Nur: Eine Zahl ist eine Zahl und nicht die Realität. Das weiß jeder Wissenschaftler, der „im Feld“ war und selbst Daten erhoben hat. Was immer wir messen, wird sozial hergestellt. Menschen legen fest, dass sie Schritte zählen, um ihre Existenz zu legitimieren, und nicht Furze oder Rülpser (sorry). Menschen legen fest, nach welchem Virus sie suchen und was passieren muss, damit sie „Gefunden!“ rufen können.

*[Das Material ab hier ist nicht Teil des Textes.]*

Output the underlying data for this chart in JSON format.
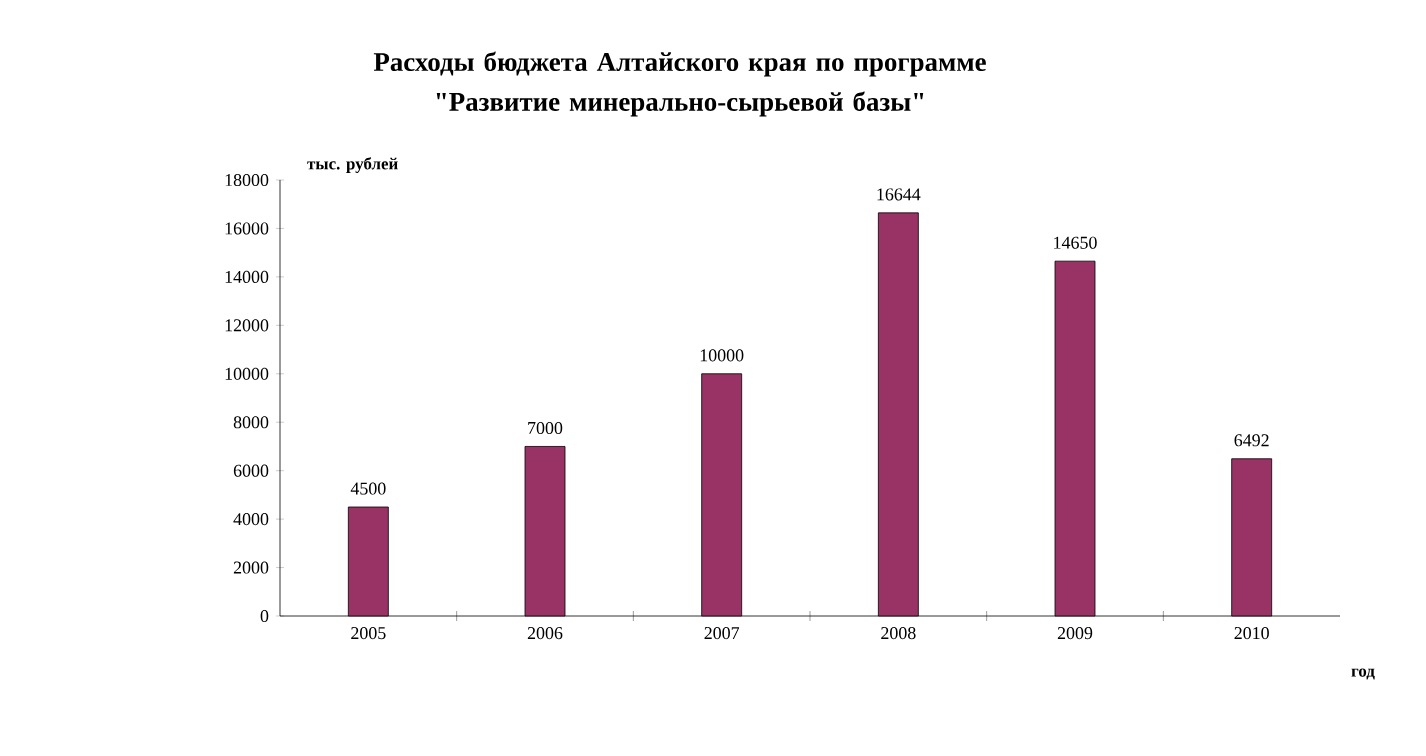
{
  "chart_data": {
    "type": "bar",
    "title": "Расходы бюджета Алтайского края по программе \"Развитие минерально-сырьевой базы\"",
    "ylabel": "тыс. рублей",
    "xlabel": "год",
    "categories": [
      "2005",
      "2006",
      "2007",
      "2008",
      "2009",
      "2010"
    ],
    "values": [
      4500,
      7000,
      10000,
      16644,
      14650,
      6492
    ],
    "color": "#993366",
    "data_labels": true,
    "ylim": [
      0,
      18000
    ],
    "yticks": [
      0,
      2000,
      4000,
      6000,
      8000,
      10000,
      12000,
      14000,
      16000,
      18000
    ],
    "grid": false
  }
}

Hinter jeder Zahl steht ein Interesse, und sei es nur das eines Herstellers, der seine Geräte loswerden will. Daraus folgt immer: Es hätte auch anders sein können. Das klingt banal, ist es aber ganz offenkundig nicht. Sonst könnten wir gerade nicht beobachten, wie Zahlen alles umbauen, was wir bisher gekannt haben. Wir lernen: Zahlen sind nicht die Wirklichkeit. Sie erzeugen sie erst.
Wer Zahlen verkauft, egal ob Virologe oder Medienforscher, braucht das Vertrauen seiner Kunden. Er muss die Zweifel verwischen, die mit jeder Datenerhebung verbunden sind. Man muss kein Virologe sein (wohl aber eine gesunde Skepsis gegenüber allen Zahlen mitbringen), um diese Zweifel auszusprechen.

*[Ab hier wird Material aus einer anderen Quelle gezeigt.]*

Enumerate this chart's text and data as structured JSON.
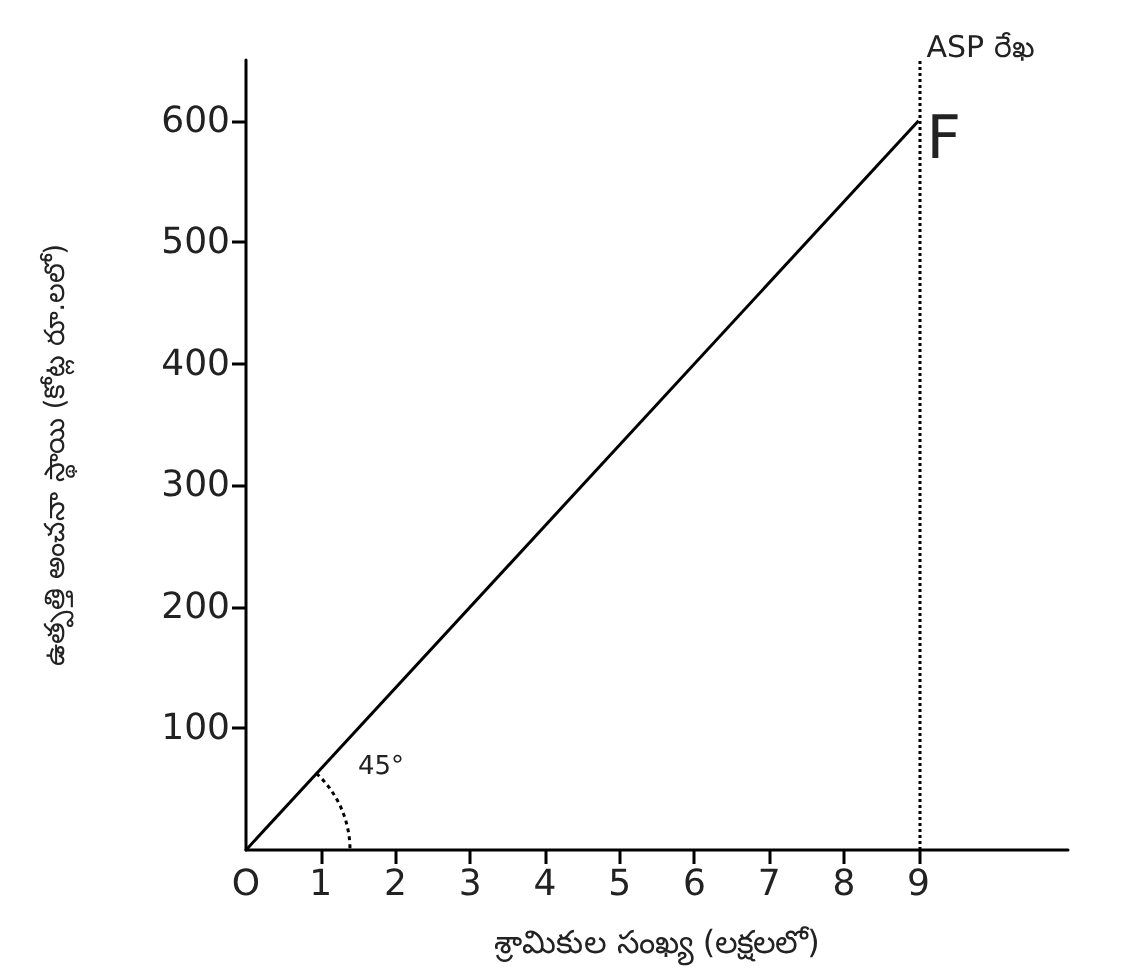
{
  "chart_data": {
    "type": "line",
    "xlabel": "శ్రామికుల సంఖ్య (లక్షలలో)",
    "ylabel": "ఉత్పత్తి అంచనా స్థాయి (కోట్ల రూ.లలో)",
    "x": [
      0,
      9
    ],
    "series": [
      {
        "color": "#000000",
        "values": [
          0,
          600
        ]
      }
    ],
    "xlim": [
      0,
      11
    ],
    "xticks": [
      {
        "value": 0,
        "label": "O"
      },
      1,
      2,
      3,
      4,
      5,
      6,
      7,
      8,
      9
    ],
    "ylim": [
      0,
      650
    ],
    "yticks": [
      100,
      200,
      300,
      400,
      500,
      600
    ],
    "ref_lines": [
      {
        "axis": "x",
        "value": 9,
        "label": "ASP రేఖ",
        "color": "#000000",
        "line_style": "dotted"
      }
    ],
    "annotations": [
      {
        "text": "F",
        "x": 9,
        "y": 600
      },
      "45°"
    ],
    "marker": "none",
    "line_style": "solid",
    "grid": false
  }
}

Was bedeutet es, dass heute 12.000 Menschen mit einem bestimmten Virus infiziert sind, morgen 15.000 und übermorgen mehr als 20.000? Haben sich tatsächlich mehr Menschen angesteckt oder wird einfach mehr gemessen, in provisorischen Zelten zum Beispiel und bei Menschen, die sonst nie und nimmer zum Arzt gegangen wären, aber jetzt gar nicht anders können bei all dem sozialen und medialen Druck?
Wann genau wird ein Test „positiv“? Genauer gefragt: Worauf haben sich die Erfinder des Tests hier geeinigt und was wäre, wenn sie sich anders entschieden hätten?

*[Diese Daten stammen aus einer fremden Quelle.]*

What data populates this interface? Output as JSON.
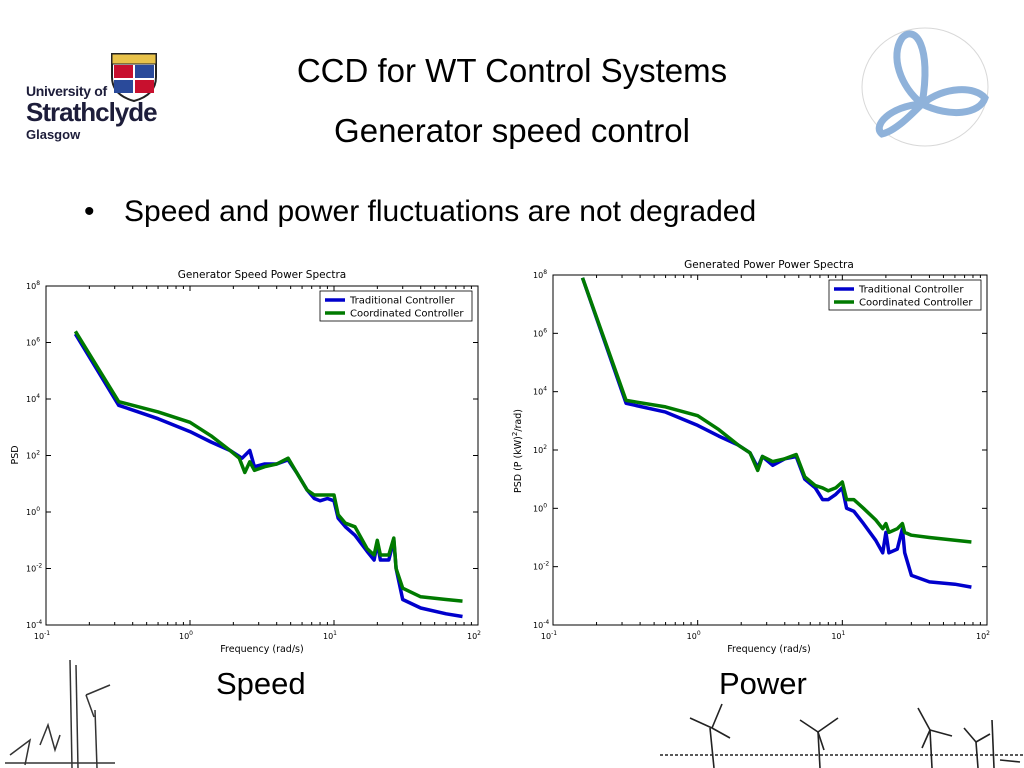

Warum sterben in einem Land 0,5 Prozent der Infizierten und in einem anderen fünf Prozent? Liegt das vielleicht daran, dass man hier eher zufällig testet und dort nur die, die ohnehin schon im Krankenhaus liegen?
Und ab wann wird man eigentlich ein Corona-Toter? Woher weiß der Arzt, was genau bei einem Menschen „mit Vorerkrankung“ zum Ende geführt hat?
Ganz unabhängig von solchen Zweifeln sind Zahlen nur dann etwas wert, wenn man sie einordnen kann. Die Wissenschaft lebt vom Vergleich.
Niemand weiß, wie viele Menschen in den vergangenen Jahren das hatten, was wir „Grippe“ nennen, und wie viele daran gestorben sind. Eine „Grippe“ war längst so normal, dass wir trotzdem zur Arbeit gegangen sind und dort vielleicht an einem Herzinfarkt gestorben sind oder bei einem Autounfall, weil wir gerade niesen mussten, als die Ampel rot wurde.
Wer noch lebt, muss sich wehren gegen die Herrschaft der Experten und der Daten, den (hoffentlich noch) gesunden Menschenverstand einschalten und fragen, was es mit uns macht, wenn wir unsere Kolleginnen und Kollegen nicht mehr sehen dürfen (weder im Büro noch abends beim Bier), wenn Vater, Mutter, Kind den ganzen Tag auf ein paar Quadratmetern zusammen sein müssen (wie sonst nur Weihnachten, wo es den meisten Familienkrach gibt) und wenn man uns die Fahrt in den Urlaub nimmt, den Ausflug, das Fitnessstudio.
Virologen können das nicht wissen. Virologen wissen auch nicht, wie ein Land wieder zurückkommt auf Los und wie all das, was jetzt an Verboten, Kontrolle und Überwachung möglich geworden ist, erst zurückgeholt und dann aus dem kollektiven Gedächtnis gelöscht werden kann. Dafür gibt es weder Experten noch Daten.